Based on what they said I looked at the environment and asked it was tied to specific host as only VMs on one of the hosts had the issue. Could it be be after a live migration or a VM restart. They didn’t really know but it could. So we started looking at the hosts. All teams for the vSwitch were correctly configured on all host. No tagged VLAN on the member NIC. No extra team interfaces that would violate the rule that there can be only one if the team is used by a Hyper-V switch. They used the switch independent teaming mode with the load balancing mode set to Dynamic, all member active. Perfect.
I asked it they used tagged VLAN on the VMs some times. They said yes. Which gave me a clue they had trunking or general mode configured on the ports. So I looked at the switches to see what the port configuration was like? Guess what. All ports on both switches were correctly configured bar the ports of the vSwitch team members on one Hyper-V host.
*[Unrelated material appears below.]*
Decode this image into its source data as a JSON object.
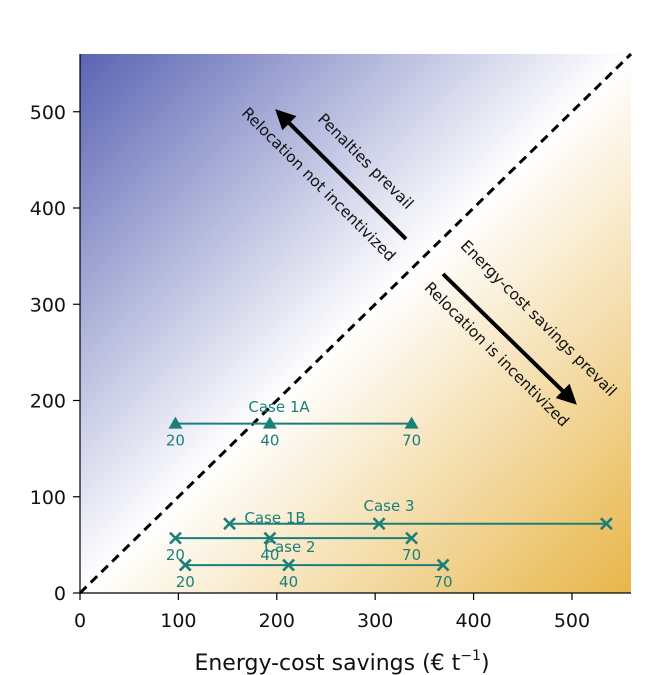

The one with problematic VMs. The two ports were in general mode but the port on the top switch had PVID* 100 and the one on the bottom switch had PVID 200. That was the issue. If the VM “landed” on the team member with PVID 200 it has no network connectivity.
* PVID (switchport general pvid 200) is the default VLAN of the port, in CISCO speak that would translate into “”native VLAN as in switchport trunk native vlan 200
Yes NIC firmware and drivers have issues. There are bugs or problems with advanced features once in a while. But you really do need to check that the configuration is correct and the design or setup makes sense. Do yourself a favor by not assuming anything. Trust but verify.